Sunnyvale, California-based data access security firm Aurva has emerged from stealth with $2.2 million in seed funding led by Nexus Venture Partners, with participation from DeVC and angel investors. The company says it "will use the funding to expand its engineering team, deepen AI observability capabilities, and support growing demand from U.S. and global enterprise customers."
Passguard, a Dutch company that monitors criminal marketplaces for evidence of infostealer attacks, has raised $585,000 in pre-seed funding led by Dimitri van Zantvliet, Cybersecurity Director at Dutch Railways, Rogier Fischer, founder and CEO of Hadrian, and Pieter Jansen, founder and former CEO of Cybersprint and currently partner at Ctrl+Alt+Invest.
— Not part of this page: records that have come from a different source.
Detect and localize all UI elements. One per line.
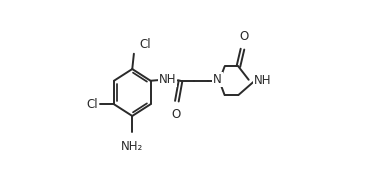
Text: Cl: Cl: [86, 98, 98, 111]
Text: Cl: Cl: [139, 38, 151, 51]
Text: N: N: [213, 73, 222, 86]
Text: NH: NH: [158, 73, 176, 86]
Text: O: O: [171, 108, 181, 121]
Text: NH: NH: [254, 74, 271, 87]
Text: NH₂: NH₂: [121, 140, 143, 153]
Text: O: O: [239, 30, 249, 43]
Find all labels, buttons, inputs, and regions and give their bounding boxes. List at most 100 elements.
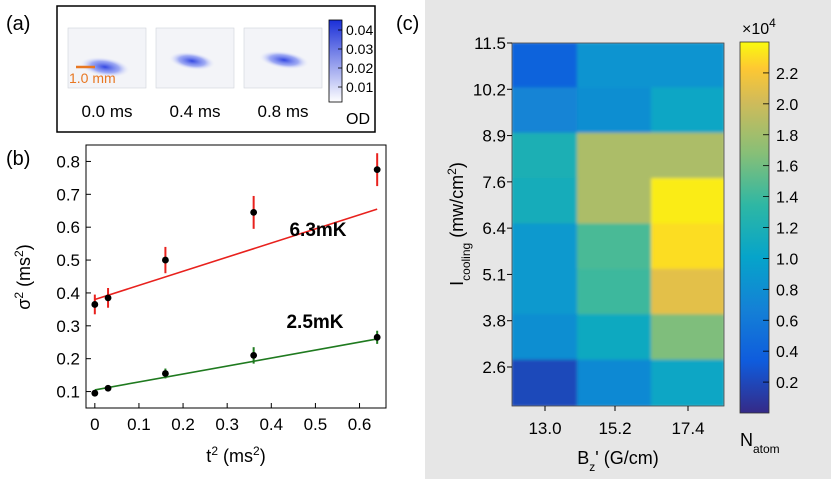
data-point bbox=[104, 294, 112, 302]
panel-a: (a) 0.0 ms 0.4 ms 0.8 ms 1.0 mm 0.04 0.03 0.0… bbox=[6, 5, 376, 133]
heatmap-cell bbox=[577, 43, 653, 90]
heatmap-cell bbox=[577, 178, 653, 226]
y-tick-label: 0.3 bbox=[56, 317, 80, 336]
heatmap-cell bbox=[512, 268, 579, 317]
heatmap-cell bbox=[512, 87, 579, 135]
heatmap-cell bbox=[651, 43, 724, 90]
colorbar-label: Natom bbox=[740, 430, 780, 456]
heatmap-cell bbox=[577, 223, 653, 271]
colorbar-multiplier: ×104 bbox=[742, 16, 776, 38]
tof-frame-2: 0.8 ms bbox=[243, 27, 323, 121]
heatmap-cell bbox=[577, 132, 653, 181]
heatmap-y-tick-label: 6.4 bbox=[482, 219, 506, 238]
colorbar-tick-label: 0.6 bbox=[776, 313, 798, 330]
x-tick-label: 0.2 bbox=[171, 415, 195, 434]
series-0: 6.3mK bbox=[91, 153, 381, 315]
od-tick-label: 0.04 bbox=[346, 22, 373, 38]
tof-time-label-1: 0.4 ms bbox=[169, 102, 220, 121]
y-tick-label: 0.2 bbox=[56, 350, 80, 369]
x-tick-label: 0.4 bbox=[259, 415, 283, 434]
colorbar-tick-label: 0.2 bbox=[776, 375, 798, 392]
fit-line-1 bbox=[94, 338, 378, 391]
heatmap-y-tick-label: 11.5 bbox=[474, 34, 506, 53]
colorbar-tick-label: 1.8 bbox=[776, 128, 798, 145]
heatmap-cell bbox=[512, 314, 579, 362]
heatmap-y-tick-label: 10.2 bbox=[473, 80, 506, 99]
tof-time-label-2: 0.8 ms bbox=[257, 102, 308, 121]
heatmap-cell bbox=[651, 268, 724, 317]
y-tick-label: 0.1 bbox=[56, 383, 80, 402]
heatmap-cell bbox=[512, 43, 579, 90]
heatmap-cell bbox=[512, 223, 579, 271]
series-1: 2.5mK bbox=[91, 312, 381, 397]
heatmap-cell bbox=[512, 178, 579, 226]
heatmap-frame bbox=[511, 42, 725, 407]
heatmap-y-tick-label: 7.6 bbox=[482, 173, 506, 192]
y-tick-label: 0.7 bbox=[56, 185, 80, 204]
atom-cloud-2 bbox=[258, 50, 310, 70]
atom-cloud-1 bbox=[168, 51, 216, 71]
heatmap-cell bbox=[512, 132, 579, 181]
heatmap-x-tick-label: 13.0 bbox=[528, 419, 561, 438]
heatmap-cell bbox=[651, 178, 724, 226]
colorbar-tick-label: 1.0 bbox=[776, 251, 798, 268]
data-point bbox=[373, 333, 381, 341]
data-point bbox=[373, 166, 381, 174]
heatmap-cell bbox=[651, 223, 724, 271]
heatmap-x-tick-label: 15.2 bbox=[598, 419, 631, 438]
x-tick-label: 0.3 bbox=[215, 415, 239, 434]
colorbar-tick-label: 2.0 bbox=[776, 97, 798, 114]
heatmap-cells bbox=[512, 43, 724, 406]
data-point bbox=[104, 384, 112, 392]
colorbar-tick-label: 0.8 bbox=[776, 282, 798, 299]
panel-b: (b) 0 0.1 0.2 0.3 0.4 0.5 0.6 0.1 0.2 0.3 0.4 0.5 0.… bbox=[6, 144, 387, 466]
colorbar-tick-label: 0.4 bbox=[776, 344, 798, 361]
scale-bar-label: 1.0 mm bbox=[69, 70, 116, 86]
x-tick-label: 0.6 bbox=[348, 415, 372, 434]
colorbar-tick-label: 2.2 bbox=[776, 66, 798, 83]
heatmap-y-tick-label: 8.9 bbox=[482, 127, 506, 146]
y-tick-label: 0.4 bbox=[56, 284, 80, 303]
data-point bbox=[250, 352, 258, 359]
heatmap-x-tick-label: 17.4 bbox=[671, 419, 704, 438]
colorbar-tick-label: 1.2 bbox=[776, 221, 798, 238]
x-tick-label: 0.1 bbox=[127, 415, 151, 434]
panel-c: (c) 13.0 15.2 17.4 2.6 3.8 5.1 6.4 7.6 8.9 10.2 11… bbox=[396, 0, 831, 479]
heatmap-cell bbox=[651, 314, 724, 362]
heatmap-y-tick-label: 5.1 bbox=[482, 265, 506, 284]
heatmap-xlabel: Bz' (G/cm) bbox=[577, 448, 658, 474]
heatmap-cell bbox=[651, 132, 724, 181]
heatmap-ylabel: Icooling (mw/cm2) bbox=[445, 162, 473, 286]
heatmap-cell bbox=[577, 268, 653, 317]
heatmap-y-tick-label: 3.8 bbox=[482, 312, 506, 331]
data-point bbox=[91, 301, 99, 308]
colorbar-tick-label: 1.6 bbox=[776, 159, 798, 176]
data-point bbox=[250, 208, 258, 216]
y-tick-label: 0.5 bbox=[56, 251, 80, 270]
od-tick-label: 0.02 bbox=[346, 60, 373, 76]
heatmap-cell-group bbox=[512, 43, 724, 406]
heatmap-cell bbox=[651, 87, 724, 135]
y-tick-label: 0.6 bbox=[56, 218, 80, 237]
tof-time-label-0: 0.0 ms bbox=[81, 102, 132, 121]
od-tick-label: 0.03 bbox=[346, 41, 373, 57]
data-point bbox=[162, 370, 169, 377]
tof-frame-0: 0.0 ms bbox=[67, 27, 147, 121]
heatmap-cell bbox=[577, 87, 653, 135]
heatmap-y-tick-label: 2.6 bbox=[482, 358, 506, 377]
od-colorbar-label: OD bbox=[346, 111, 370, 128]
plot-b-frame bbox=[85, 144, 387, 409]
heatmap-cell bbox=[577, 314, 653, 362]
panel-b-label: (b) bbox=[6, 148, 30, 170]
heatmap-cell bbox=[577, 359, 653, 406]
colorbar-tick-label: 1.4 bbox=[776, 190, 798, 207]
series-label-0: 6.3mK bbox=[289, 220, 346, 241]
data-point bbox=[162, 256, 169, 264]
fit-line-0 bbox=[94, 208, 378, 301]
heatmap-cell bbox=[651, 359, 724, 406]
od-colorbar bbox=[328, 19, 343, 103]
panel-a-label: (a) bbox=[6, 13, 30, 35]
data-point bbox=[91, 389, 99, 397]
y-tick-label: 0.8 bbox=[56, 152, 80, 171]
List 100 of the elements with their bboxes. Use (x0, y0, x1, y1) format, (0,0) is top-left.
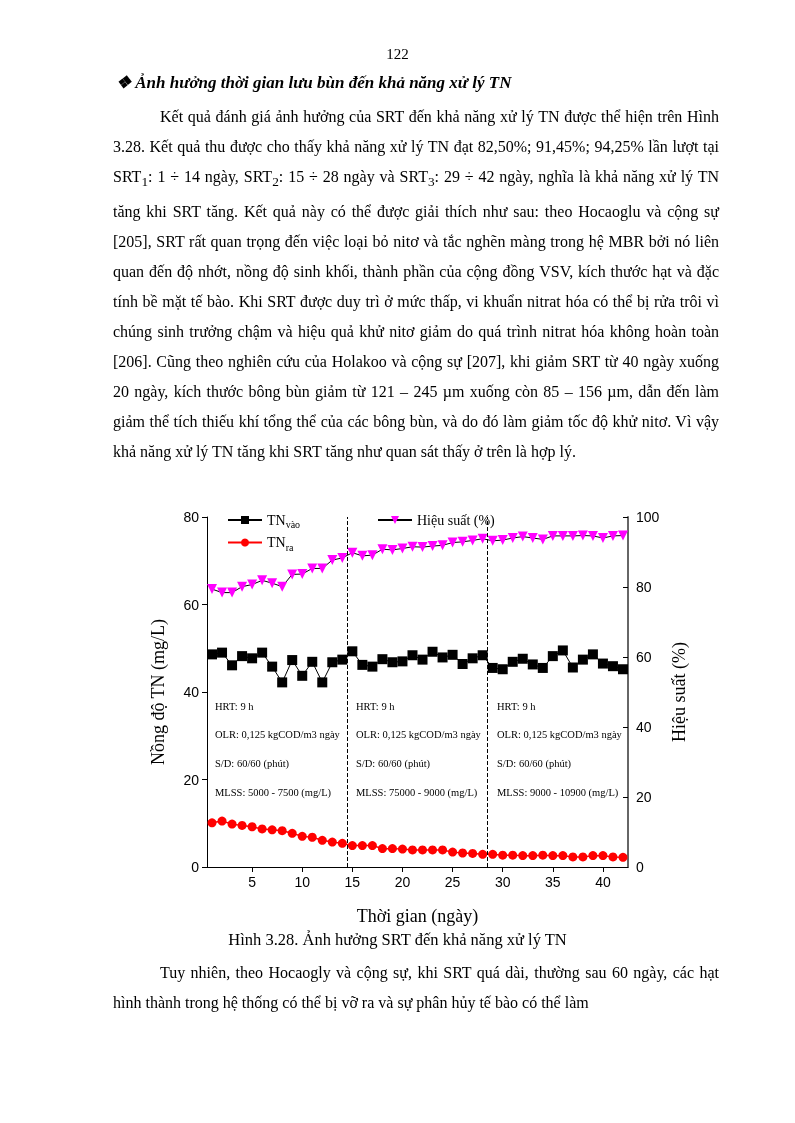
point (577, 530, 588, 541)
point (617, 530, 628, 541)
x-tick-label: 35 (545, 874, 561, 890)
point (487, 662, 498, 673)
point (307, 832, 317, 842)
text: ❖ Ảnh hưởng thời gian lưu bùn đến khả năng xử lý TN (116, 72, 512, 93)
annotation: HRT: 9 h (356, 700, 396, 712)
point (587, 530, 598, 541)
point (427, 541, 438, 552)
point (508, 850, 518, 860)
point (297, 569, 308, 580)
point (487, 535, 498, 546)
point (588, 851, 598, 861)
annotation: S/D: 60/60 (phút) (356, 757, 431, 770)
y-tick-label: 80 (183, 509, 200, 525)
point (447, 649, 458, 660)
point (247, 822, 257, 832)
point (437, 540, 448, 551)
point (387, 544, 398, 555)
point (377, 544, 388, 555)
point (578, 852, 588, 862)
point (418, 845, 428, 855)
point (267, 578, 278, 589)
point (397, 543, 408, 554)
point (287, 655, 298, 666)
point (217, 647, 228, 658)
point (597, 658, 608, 669)
point (567, 530, 578, 541)
x-tick-label: 10 (294, 874, 311, 890)
point (327, 657, 338, 668)
point (517, 531, 528, 542)
point (467, 535, 478, 546)
point (467, 653, 478, 664)
y2-tick-label: 20 (636, 789, 652, 805)
point (257, 575, 268, 586)
point (387, 657, 398, 668)
point (598, 851, 608, 861)
point (547, 651, 558, 662)
point (217, 587, 228, 598)
point (468, 848, 478, 858)
point (537, 662, 548, 673)
point (327, 555, 338, 566)
point (257, 824, 267, 834)
point (447, 537, 458, 548)
point (317, 835, 327, 845)
point (437, 652, 448, 663)
point (557, 645, 568, 656)
point (317, 677, 328, 688)
point (607, 661, 618, 672)
point (367, 550, 378, 561)
point (257, 647, 268, 658)
point (207, 584, 218, 595)
point (317, 563, 328, 574)
point (277, 581, 288, 592)
y-tick-label: 0 (191, 859, 200, 875)
x-tick-label: 5 (248, 874, 257, 890)
point (237, 581, 248, 592)
y2-tick-label: 40 (636, 719, 652, 735)
point (347, 841, 357, 851)
point (527, 533, 538, 543)
point (377, 844, 387, 854)
point (408, 845, 417, 855)
point (617, 664, 628, 675)
point (247, 579, 258, 590)
x-tick-label: 20 (394, 874, 411, 890)
y-tick-label: 60 (183, 596, 200, 613)
annotation: MLSS: 5000 - 7500 (mg/L) (215, 786, 332, 799)
point (397, 844, 407, 854)
point (347, 646, 358, 657)
y2-tick-label: 60 (636, 649, 652, 665)
point (477, 533, 488, 544)
point (568, 852, 578, 862)
point (538, 850, 548, 860)
point (438, 845, 448, 855)
annotation: S/D: 60/60 (phút) (215, 757, 290, 770)
point (417, 654, 428, 665)
point (227, 587, 238, 598)
point (297, 670, 308, 681)
point (387, 844, 397, 854)
point (307, 563, 318, 574)
point (518, 851, 528, 861)
point (367, 841, 377, 851)
y2-tick-label: 0 (636, 859, 644, 875)
point (227, 819, 237, 829)
point (488, 849, 498, 859)
annotation: OLR: 0,125 kgCOD/m3 ngày (356, 729, 482, 741)
point (607, 530, 618, 541)
point (357, 659, 368, 670)
y-tick-label: 20 (183, 771, 200, 788)
point (567, 662, 578, 673)
point (517, 653, 528, 664)
point (537, 534, 548, 545)
point (457, 536, 468, 547)
point (347, 547, 358, 558)
point (377, 654, 388, 665)
annotation: MLSS: 75000 - 9000 (mg/L) (356, 786, 478, 799)
point (267, 661, 278, 672)
point (337, 654, 348, 665)
point (287, 569, 298, 580)
annotation: OLR: 0,125 kgCOD/m3 ngày (215, 729, 341, 741)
Passguard's CEO Tom Leijte stated, "With this funding we’re investing in making our data as scalable and accessible as possible through our API, enabling security integrators to deploy it directly for their clients."
Austin, Texas-based browser security startup Neon Cyber has emerged from stealth with an undisclosed amount of seed funding from Silverton Partners.
Executive moves.
The Global Cyber Alliance has appointed its COO Brian Cute as interim CEO following the retirement of its founding CEO Philip Reitinger.
CyberArk has named Omer Grossman as Chief Trust Officer and head of the company's CYBR Unit. Ariel Pisetzky will succeed Grossman as CyberArk's Chief Information Officer.
Halcyon has appointed Tony Spinelli as Field CISO and Gary Hayslip as Senior Security Advisor. Spinelli previously led security programs at Capital One, Tyco International, Equifax, and First Data Corporation, while Hayslip most recently served as Global CISO at SoftBank Investment Advisers.
MIND has named Jimmy Tsang as Chief Marketing Officer. Tsang joined MIND in 2023, and previously served as Vice President of Marketing at Pondurance.
DataDome has named Leta Amburgey as Chief Customer Officer. Amburgey previously served as Vice President of Global Customer Success & Delivery at Vimeo.
Portnox has appointed AppFire CEO Matt Dircks to its board of directors.
Datadog has added Ami Vora to its board of directors. Vora most recently served as Chief Product Officer at Faire.